And Ranny, too, said he was afraid the rent wouldn't be any joke.

But that was precisely what the rent was—a joke. A joke so good that Ranny took for granted it couldn't possibly be true. Ranny chaffed the Agent; he told him he was trying to get at him; he said you didn't find houses with bathrooms and gardens back and front, going for thirteen shillings a week, not in this country.

And the Agent, who was very busy and preoccupied with making notes in a large notebook at his table, mumbled all among his notes that that was right. Of course you didn't find 'em unless you knew where to look for 'em. And that was not because a good 'ouse couldn't be made to pay for thirteen shillings a week, if there was capital and enterprise at the back of the Company that built 'em.
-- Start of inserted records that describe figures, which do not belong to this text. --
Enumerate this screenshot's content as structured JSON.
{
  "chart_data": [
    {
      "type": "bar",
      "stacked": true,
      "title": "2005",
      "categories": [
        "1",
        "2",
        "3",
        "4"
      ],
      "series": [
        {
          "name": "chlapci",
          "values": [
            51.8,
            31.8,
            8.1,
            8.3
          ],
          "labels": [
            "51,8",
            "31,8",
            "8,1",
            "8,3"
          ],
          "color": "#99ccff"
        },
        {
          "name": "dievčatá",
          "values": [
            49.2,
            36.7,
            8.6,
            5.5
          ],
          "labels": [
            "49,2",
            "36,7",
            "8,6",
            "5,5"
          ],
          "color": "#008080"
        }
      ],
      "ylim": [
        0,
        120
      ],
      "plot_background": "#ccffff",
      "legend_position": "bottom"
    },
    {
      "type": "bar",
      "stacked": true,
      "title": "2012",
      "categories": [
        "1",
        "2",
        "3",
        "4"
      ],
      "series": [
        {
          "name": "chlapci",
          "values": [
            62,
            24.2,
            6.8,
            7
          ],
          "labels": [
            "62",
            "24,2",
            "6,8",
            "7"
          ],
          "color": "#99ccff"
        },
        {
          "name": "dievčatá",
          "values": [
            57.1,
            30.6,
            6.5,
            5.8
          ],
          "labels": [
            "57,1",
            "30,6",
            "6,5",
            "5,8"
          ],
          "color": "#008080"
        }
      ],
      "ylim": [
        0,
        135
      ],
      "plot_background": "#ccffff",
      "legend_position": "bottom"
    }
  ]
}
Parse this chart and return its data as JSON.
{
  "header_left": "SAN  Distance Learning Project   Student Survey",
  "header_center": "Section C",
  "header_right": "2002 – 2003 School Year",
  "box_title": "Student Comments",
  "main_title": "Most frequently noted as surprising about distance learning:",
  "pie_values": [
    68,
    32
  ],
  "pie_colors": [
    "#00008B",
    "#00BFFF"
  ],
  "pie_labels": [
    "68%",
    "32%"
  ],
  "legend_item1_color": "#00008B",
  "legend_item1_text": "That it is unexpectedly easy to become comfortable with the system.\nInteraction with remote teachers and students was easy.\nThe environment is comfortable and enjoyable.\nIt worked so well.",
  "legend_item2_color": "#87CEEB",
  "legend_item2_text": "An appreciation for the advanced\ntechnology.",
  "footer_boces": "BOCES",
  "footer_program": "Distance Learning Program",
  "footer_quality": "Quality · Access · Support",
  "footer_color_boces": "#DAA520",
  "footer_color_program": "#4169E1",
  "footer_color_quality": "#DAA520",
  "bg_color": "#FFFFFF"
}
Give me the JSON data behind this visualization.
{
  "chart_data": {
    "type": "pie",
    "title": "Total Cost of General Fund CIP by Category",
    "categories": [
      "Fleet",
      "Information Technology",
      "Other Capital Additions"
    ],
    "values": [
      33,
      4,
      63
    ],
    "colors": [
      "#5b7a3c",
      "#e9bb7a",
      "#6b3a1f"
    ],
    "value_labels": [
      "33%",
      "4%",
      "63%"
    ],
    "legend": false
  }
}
This here Estate was the only estate in England—or anywhere—where you could pick up a house, a house built in an up-to-date style with all the modern improvements, for thirteen shillings a week.

And Ranny with a fine shrewdness posed him. "Yes, but what about rates and taxes?"

They were included.

And as the Agent said it calmly, casually almost, making notes in his notebook all the time, Ranny conceived a ridiculous suspicion. He fixed him with a stare that brought him up out of his notebook.

"Included? What's included?"

"District rate," said the Agent, "poor rate, water rate, the whole bag of tricks for thirteen shillings."

That took Ranny's breath away. As for Violet, she said instantly that they must have the house.

"Of course you must 'ave it," said the Agent. He might have been an indulgent father. "Why not? Only thirteen shillings. And I can make you better terms than that."